When they finally sounded out a word correctly after struggling with it and doing it wrong many times, I spoke a delighted, “Good job!”and high-fived them. I gave them sweets at the end of class for good behaviour, and affirmed the ones who were participating or even trying. I learnt to stop acting as if they were ‘bad kids’, or in some way opponents, grudging every word of praise (which is strangely easy to do), and instead took every opportunity to encourage them. I read them story books occasionally, and found things to laugh at with them.

It’s only been two months with these particular kids, but I already love them. I see what God sees in them, as they give their shy little smiles, as I surprise a laugh out of them, as they pass the library when I’m with the older kids and give me a little wave from outside.
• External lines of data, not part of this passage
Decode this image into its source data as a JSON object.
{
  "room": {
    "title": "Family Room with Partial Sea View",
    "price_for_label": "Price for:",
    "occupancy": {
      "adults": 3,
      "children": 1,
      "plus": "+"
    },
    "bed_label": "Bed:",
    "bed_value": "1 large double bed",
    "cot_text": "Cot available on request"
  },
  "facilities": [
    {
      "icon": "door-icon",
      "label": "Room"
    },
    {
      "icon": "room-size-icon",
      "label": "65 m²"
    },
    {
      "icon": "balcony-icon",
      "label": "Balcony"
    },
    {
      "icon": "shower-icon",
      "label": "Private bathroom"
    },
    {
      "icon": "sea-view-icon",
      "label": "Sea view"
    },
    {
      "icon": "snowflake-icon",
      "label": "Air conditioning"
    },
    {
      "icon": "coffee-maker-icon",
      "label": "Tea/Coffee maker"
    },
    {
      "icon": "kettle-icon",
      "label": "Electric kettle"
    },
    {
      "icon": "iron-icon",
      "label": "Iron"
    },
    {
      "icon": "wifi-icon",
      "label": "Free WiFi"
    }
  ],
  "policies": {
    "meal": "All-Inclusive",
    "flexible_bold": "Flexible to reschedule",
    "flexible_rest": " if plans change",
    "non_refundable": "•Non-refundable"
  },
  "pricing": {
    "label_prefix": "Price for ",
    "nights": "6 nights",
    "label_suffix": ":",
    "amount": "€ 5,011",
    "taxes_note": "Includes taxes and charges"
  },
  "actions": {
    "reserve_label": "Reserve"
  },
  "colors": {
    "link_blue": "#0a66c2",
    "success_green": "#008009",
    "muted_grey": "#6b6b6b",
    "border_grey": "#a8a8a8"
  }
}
I’m pretty sure many of these kids have difficult home lives, either because of poverty or because of the common evils of alcoholic parents, broken marriages, harsh discipline methods, or just a lack of affection or consistent and kind discipline.
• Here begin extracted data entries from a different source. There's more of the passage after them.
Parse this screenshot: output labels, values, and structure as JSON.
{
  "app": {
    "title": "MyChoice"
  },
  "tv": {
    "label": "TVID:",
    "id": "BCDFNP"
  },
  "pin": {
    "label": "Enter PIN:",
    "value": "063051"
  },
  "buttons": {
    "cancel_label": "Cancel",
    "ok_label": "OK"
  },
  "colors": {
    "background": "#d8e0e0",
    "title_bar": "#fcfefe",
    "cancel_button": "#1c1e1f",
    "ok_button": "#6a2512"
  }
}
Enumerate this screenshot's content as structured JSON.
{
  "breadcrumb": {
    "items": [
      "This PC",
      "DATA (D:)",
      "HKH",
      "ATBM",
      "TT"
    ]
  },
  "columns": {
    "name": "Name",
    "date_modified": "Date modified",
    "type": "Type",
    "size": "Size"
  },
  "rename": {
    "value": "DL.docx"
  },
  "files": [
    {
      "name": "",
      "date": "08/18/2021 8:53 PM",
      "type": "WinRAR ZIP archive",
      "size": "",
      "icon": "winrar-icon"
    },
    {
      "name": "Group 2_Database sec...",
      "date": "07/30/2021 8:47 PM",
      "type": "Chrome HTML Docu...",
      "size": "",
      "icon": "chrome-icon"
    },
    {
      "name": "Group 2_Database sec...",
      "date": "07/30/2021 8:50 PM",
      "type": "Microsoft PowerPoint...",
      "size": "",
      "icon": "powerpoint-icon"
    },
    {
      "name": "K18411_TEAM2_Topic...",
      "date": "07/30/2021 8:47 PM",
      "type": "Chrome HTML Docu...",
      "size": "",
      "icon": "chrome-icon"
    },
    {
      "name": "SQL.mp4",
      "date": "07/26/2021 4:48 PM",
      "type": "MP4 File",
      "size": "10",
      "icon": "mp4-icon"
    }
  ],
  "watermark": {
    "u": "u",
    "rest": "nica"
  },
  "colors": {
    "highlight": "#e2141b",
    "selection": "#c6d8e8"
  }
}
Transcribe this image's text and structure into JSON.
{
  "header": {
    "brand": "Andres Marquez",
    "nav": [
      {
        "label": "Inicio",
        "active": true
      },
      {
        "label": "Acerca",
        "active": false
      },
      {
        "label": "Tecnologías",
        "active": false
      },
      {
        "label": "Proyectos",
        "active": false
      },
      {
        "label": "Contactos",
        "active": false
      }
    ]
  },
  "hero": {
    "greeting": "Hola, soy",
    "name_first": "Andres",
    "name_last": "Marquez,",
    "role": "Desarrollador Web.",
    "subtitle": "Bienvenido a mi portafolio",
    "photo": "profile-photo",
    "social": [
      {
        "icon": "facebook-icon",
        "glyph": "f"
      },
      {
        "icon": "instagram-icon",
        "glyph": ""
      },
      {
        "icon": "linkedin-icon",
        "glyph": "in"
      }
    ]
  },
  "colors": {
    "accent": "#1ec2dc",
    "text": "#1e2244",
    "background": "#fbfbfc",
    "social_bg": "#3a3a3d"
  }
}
But when they come to reading class every day, they know they are loved, even when Susanna Miss sometimes loses her cool. And day by day, I hope the Lord is turning me into a slightly more accurate representative of HIS kind, patient, consistent love.
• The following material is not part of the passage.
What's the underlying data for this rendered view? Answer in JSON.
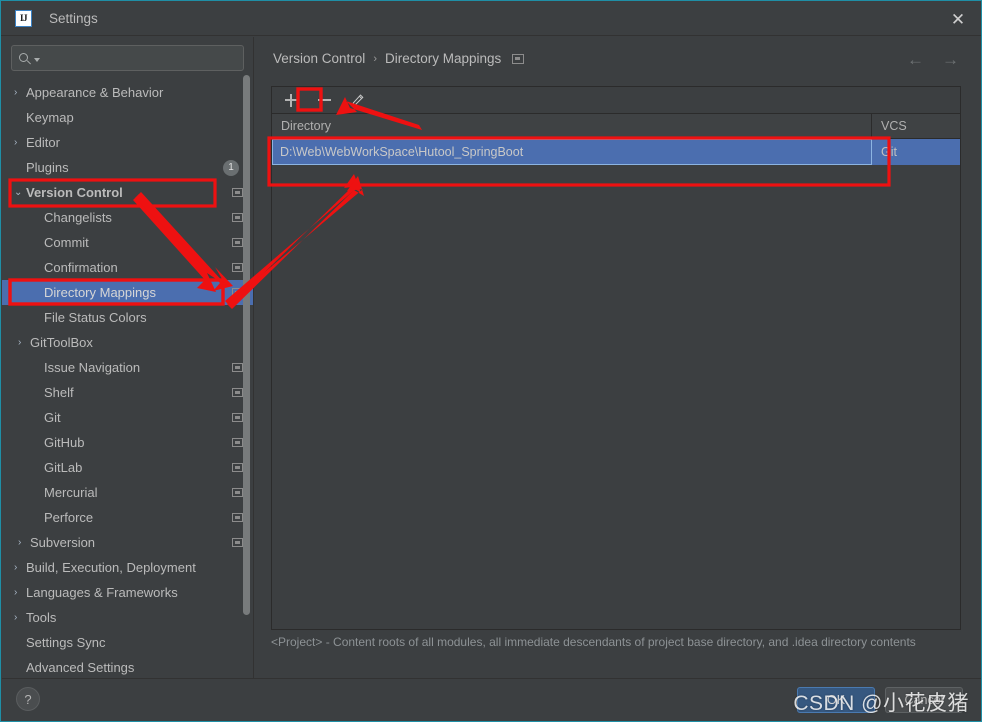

Here's a poem my mother wrote which she shares with teachers when she does teachers' training and formation sessions:

 A Teacher's Dream by Jackie D

Based on Matthew 25: 31-46 

I had a dream the other night,
(Or should I say, ‘nightmare’?)
There was a King upon his throne
With visage just and fair.

Above and all around him bowed
Angels, with wings unfurled;
And standing in a crowd with me,
The teachers of the world.

The King stepped down
And searched each one
With steady, measured gaze.
This one he sent to his right hand
That one, the other way.

And finally, when all had moved
Either to right or left,
He turned to those at his right hand
And said, ‘Welcome, you blessed!’

“For when I walked into your class
Ill-clad and shivering,
Your eyes were blind to faded shirt,
Your smile made me a king!

And, you, I never will forget,
For when I lost my notes,
You sat with me and patiently
Dictated while I wrote.

The day I failed to pass the test
And squirmed with fear and shame,
You hid my marks from curious eyes
And helped me try again.”

The King went on, his grateful eyes
Embraced each one with joy
Till, to my wond’ring eyes he seemed
Not man, but little boy!

When he was done, he turned
And walked to where the others stood.
His gaze grew stern, his voice grew hard
As he said, “Off with you!”

“Each time I failed to make the grade
You poked at me in fun,
And when you caught me copying,
You looked as if you’d won!

A hundred times you made me write,
‘I am a dirty cheat’ 
 You didn’t know, that with each line
The good within me ceased!

I know that you had work to do
And troubles, hard to bear,
I gave them so your heart would learn
To feel my children's’ care.

If you had only seen your sin
And put aside your pride,
I would have helped you; you’d be saved
 And many more beside!”

So, gathering the ‘Blessed ones’
He took them to himself
While all the rest, with blank despair
Stood gazing after them.

The scene was printed, sharp and clear,
Upon my waking mind.
One question loomed:
‘Was I with Him, …Or was I left behind?’